As the evening wound down, Becca Thrash estimated the party netted $400,000 for the Louvre, earmarked primarily for audio tours and signs in English. “Not bad for a Monday night in Houston,” she said. — Holly Haber


PARIS — Tell a taxi driver you’re headed to Le Baron and chances are he won’t need the address and nine times out of 10 he’ll offer a quizzical smirk.

That’s probably because he thinks you want to go to the old Baron, which was the city’s most infamous cabaret-cum-prostitute club. (Rumor has it cabbies got $100 every time they delivered a customer.) But the vice squad closed that Baron a year ago and this fall it found new proprietors, who have resurrected it into the hippest bar Paris has seen in years.

“We liked what we found: mirrors and the kitschy Eighties red color scheme,” explains Lionel Bensemoun, who runs the bar with Andre, a graffiti artist known only by his first name. With its velvet banquettes, dank light, smoked mirrors etched with erotic scenes and miniature Venus de Milo behind the bar, Le Baron’s decor could be termed brothel chic.

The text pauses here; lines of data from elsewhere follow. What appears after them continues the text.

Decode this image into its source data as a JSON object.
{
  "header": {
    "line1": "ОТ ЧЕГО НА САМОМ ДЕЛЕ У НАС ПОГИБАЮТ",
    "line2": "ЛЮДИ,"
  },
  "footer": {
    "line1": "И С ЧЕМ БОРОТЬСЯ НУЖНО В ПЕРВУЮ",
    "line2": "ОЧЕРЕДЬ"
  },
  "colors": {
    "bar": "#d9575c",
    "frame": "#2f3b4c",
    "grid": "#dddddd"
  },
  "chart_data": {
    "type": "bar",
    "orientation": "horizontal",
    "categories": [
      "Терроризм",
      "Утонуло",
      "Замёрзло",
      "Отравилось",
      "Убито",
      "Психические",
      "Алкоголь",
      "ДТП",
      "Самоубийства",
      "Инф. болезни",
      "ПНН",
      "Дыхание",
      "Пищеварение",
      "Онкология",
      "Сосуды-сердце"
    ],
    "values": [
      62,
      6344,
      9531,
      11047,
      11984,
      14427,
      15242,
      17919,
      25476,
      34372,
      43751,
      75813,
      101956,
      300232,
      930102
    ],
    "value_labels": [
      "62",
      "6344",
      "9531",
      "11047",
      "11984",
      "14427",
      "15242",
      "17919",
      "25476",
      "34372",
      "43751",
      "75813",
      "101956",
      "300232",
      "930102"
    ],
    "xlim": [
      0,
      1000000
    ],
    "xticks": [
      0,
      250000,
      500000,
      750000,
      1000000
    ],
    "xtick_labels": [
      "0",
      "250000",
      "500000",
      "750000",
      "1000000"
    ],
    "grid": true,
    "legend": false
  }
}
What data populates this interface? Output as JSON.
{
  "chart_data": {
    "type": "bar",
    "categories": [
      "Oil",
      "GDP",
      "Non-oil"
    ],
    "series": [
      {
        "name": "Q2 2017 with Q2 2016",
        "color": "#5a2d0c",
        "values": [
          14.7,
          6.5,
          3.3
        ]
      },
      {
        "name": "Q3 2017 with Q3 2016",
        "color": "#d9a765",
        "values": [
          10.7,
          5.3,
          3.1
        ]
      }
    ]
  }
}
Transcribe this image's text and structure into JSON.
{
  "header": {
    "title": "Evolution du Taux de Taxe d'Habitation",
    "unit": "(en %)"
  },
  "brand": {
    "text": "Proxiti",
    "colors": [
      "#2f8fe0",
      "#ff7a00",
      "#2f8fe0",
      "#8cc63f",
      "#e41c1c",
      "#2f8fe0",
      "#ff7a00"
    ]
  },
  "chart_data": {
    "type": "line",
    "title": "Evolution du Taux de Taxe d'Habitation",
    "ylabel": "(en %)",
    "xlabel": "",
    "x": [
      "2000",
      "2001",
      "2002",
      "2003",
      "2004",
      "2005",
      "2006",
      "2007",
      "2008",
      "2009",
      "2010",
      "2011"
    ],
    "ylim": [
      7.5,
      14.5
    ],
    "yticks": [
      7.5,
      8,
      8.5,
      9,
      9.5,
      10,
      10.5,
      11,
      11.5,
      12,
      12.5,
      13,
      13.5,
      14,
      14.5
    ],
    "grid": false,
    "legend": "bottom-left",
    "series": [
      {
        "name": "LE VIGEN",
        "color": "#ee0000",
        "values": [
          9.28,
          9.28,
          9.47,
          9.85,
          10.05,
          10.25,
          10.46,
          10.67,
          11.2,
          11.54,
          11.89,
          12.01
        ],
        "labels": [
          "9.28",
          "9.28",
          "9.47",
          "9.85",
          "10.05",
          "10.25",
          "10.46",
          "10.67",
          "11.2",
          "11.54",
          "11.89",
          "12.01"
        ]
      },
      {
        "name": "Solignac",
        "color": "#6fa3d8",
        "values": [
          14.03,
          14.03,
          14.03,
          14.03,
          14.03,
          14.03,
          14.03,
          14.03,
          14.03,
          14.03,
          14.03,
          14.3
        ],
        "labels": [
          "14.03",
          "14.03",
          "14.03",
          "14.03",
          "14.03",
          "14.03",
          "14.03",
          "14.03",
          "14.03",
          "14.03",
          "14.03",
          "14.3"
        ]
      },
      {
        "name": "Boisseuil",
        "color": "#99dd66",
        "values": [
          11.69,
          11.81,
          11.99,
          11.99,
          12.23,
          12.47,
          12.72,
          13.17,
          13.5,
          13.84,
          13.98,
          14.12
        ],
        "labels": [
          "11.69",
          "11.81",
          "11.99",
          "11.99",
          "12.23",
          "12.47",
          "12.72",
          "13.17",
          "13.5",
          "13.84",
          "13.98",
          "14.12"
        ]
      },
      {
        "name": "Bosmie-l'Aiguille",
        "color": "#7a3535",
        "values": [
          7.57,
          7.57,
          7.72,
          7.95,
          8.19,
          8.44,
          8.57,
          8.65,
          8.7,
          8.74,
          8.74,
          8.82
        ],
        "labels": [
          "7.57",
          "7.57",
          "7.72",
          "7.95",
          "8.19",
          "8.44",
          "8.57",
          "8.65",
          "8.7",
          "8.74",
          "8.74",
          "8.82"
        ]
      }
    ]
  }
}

These flourishes have gotten a hipster spin. A barkeep was imported from London’s Milk and Honey; Air de Paris gallery lent a collection of erotic Thirties photos and Sebastien Tellier took over as the club’s first performer. Meanwhile, Michel Gaubert, Pedro Winter and Ariel Wizman are often found spinning there. Sofia Coppola, who is working on her next film in Paris, has become a quasi-regular. And Björk stopped by recently and offered to perform a few impromptu songs. — R.M.